The application of advanced molecular techniques, such as gene and microRNA expression profiling, whole genome and exome sequencing, proteomic analysis, and methylation assays, has allowed the identification of recurrent molecular abnormalities in AML, but their impact on the prediction of the prognosis is not yet standardized [3,28]. Next-generation highest-technology tools can be useful for classifying phenotypes, detecting the presence of MRD, discriminating among disease subtypes, predicting clinical outcomes, and characterizing disease progression [29]. However, availability, cost, standardization, and validation have made their use challenging. Resistance predictions in AML were recently analyzed in 4,601 AML patients from the major leukemia groups including MRC/NCRI, HOVON/SAKK, SWOG, and MDACC [7]. That multicenter study concluded that the ability to predict therapeutic resistance in AML, based on the routinely available clinical covariates, even with the inclusion of commonly used molecular data on FLT3 and NPM1, is relatively limited [7]. Likewise, the relationship between a poor prognosis and residual blasts 7-10 days after induction therapy in AML is well known, and this evaluation is widely applied in clinical practice for early reinduction [8]. Walter et al. [30] demonstrated that CR with incomplete platelet recovery was associated with a worse prognosis in AML patients receiving cytrarabine-based induction therapy. This finding is related to our results from an opposite angle.

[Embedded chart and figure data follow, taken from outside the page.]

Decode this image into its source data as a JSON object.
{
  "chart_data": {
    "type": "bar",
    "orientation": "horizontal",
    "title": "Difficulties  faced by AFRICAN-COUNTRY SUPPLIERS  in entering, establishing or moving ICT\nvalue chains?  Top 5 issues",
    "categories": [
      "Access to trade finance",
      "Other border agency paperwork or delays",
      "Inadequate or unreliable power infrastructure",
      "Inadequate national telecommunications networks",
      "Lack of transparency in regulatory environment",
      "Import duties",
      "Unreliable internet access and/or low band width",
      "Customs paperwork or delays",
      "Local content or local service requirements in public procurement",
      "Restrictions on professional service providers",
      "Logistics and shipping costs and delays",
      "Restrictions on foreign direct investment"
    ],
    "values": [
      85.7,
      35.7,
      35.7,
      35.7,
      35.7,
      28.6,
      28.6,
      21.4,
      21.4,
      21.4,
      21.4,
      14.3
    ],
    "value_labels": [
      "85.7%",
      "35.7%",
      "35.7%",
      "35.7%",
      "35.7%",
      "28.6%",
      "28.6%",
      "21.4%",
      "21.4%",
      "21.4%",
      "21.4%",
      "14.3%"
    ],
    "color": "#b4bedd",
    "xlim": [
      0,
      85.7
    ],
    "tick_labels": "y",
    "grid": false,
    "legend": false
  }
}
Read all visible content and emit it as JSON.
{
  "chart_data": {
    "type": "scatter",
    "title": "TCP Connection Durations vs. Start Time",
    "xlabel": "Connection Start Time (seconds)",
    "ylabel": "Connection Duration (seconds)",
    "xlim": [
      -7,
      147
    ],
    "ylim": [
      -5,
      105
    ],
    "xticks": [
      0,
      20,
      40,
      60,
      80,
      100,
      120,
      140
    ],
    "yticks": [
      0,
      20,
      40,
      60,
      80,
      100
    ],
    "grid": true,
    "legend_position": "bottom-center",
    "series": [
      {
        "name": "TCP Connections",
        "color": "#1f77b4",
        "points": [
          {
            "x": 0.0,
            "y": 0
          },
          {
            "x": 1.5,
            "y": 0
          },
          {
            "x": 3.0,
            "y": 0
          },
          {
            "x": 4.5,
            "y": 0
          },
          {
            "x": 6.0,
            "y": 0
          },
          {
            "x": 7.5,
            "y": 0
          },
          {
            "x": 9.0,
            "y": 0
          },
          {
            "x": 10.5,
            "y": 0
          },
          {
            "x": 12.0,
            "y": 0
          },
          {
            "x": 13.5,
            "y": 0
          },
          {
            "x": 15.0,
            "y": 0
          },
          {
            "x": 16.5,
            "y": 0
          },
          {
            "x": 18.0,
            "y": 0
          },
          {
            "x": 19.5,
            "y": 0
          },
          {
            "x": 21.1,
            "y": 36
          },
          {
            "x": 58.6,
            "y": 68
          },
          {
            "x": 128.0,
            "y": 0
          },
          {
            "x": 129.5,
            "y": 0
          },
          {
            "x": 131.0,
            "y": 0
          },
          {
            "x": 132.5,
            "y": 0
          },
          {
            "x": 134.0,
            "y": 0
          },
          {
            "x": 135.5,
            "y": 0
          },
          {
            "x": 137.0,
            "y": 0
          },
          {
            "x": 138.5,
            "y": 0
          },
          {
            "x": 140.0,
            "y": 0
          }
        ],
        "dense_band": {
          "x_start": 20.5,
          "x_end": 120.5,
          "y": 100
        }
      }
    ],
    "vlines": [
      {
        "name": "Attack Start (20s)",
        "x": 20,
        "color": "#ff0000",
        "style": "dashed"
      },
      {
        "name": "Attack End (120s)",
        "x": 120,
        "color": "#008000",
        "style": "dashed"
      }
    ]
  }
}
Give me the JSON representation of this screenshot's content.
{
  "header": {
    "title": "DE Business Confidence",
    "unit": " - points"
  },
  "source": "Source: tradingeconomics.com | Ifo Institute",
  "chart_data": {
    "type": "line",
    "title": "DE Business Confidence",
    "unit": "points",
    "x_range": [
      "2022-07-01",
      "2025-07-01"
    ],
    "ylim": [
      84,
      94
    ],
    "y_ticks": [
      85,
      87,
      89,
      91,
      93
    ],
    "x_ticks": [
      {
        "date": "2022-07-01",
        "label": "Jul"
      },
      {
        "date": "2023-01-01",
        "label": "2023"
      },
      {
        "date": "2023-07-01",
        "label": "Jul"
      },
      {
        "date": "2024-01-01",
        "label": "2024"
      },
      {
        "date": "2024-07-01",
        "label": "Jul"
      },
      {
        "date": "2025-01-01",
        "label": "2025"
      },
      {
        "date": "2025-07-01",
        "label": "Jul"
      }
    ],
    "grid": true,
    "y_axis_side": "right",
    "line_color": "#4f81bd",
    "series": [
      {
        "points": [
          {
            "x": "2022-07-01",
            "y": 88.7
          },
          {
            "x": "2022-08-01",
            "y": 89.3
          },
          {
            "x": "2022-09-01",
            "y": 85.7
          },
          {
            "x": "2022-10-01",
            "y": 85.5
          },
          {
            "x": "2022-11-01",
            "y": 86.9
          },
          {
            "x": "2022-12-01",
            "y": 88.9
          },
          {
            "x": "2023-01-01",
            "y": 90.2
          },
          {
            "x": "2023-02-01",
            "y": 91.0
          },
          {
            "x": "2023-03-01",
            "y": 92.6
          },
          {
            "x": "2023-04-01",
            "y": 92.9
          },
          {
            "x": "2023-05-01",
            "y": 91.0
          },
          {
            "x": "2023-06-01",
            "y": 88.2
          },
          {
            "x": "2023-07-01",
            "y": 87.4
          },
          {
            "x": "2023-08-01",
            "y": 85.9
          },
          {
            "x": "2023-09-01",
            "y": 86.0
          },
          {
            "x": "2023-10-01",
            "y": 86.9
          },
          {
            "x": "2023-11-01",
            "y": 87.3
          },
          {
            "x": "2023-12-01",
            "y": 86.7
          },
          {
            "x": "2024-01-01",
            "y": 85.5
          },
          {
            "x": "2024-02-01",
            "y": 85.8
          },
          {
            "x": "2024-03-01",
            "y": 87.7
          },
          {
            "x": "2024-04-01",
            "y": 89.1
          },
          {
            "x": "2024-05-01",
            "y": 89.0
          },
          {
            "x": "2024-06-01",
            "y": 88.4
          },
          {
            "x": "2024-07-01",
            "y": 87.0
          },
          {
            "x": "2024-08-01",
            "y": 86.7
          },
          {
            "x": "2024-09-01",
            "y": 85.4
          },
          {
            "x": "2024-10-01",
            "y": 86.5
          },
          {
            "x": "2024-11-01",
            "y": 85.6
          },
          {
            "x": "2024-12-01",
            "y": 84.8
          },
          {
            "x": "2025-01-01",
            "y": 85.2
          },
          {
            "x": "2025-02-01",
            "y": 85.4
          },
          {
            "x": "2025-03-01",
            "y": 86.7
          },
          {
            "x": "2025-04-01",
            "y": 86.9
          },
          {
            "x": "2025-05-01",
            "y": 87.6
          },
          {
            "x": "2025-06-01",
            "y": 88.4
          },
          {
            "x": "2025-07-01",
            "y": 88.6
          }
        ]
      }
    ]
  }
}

Insufficient platelet recovery indicates a worse prognosis while exaggerated platelet recovery is associated with a good prognosis [30]. In accordance with the above mentioned studies, our present investigation revealed that RT following induction chemotherapy is an independent predictor of a good prognosis in AML patients attaining first CR. This conclusion is important for better management of and clinical decision-making regarding patients with AML. Therefore, our findings should be confirmed in further patient cohorts and/or preferably within the context of prospective studies.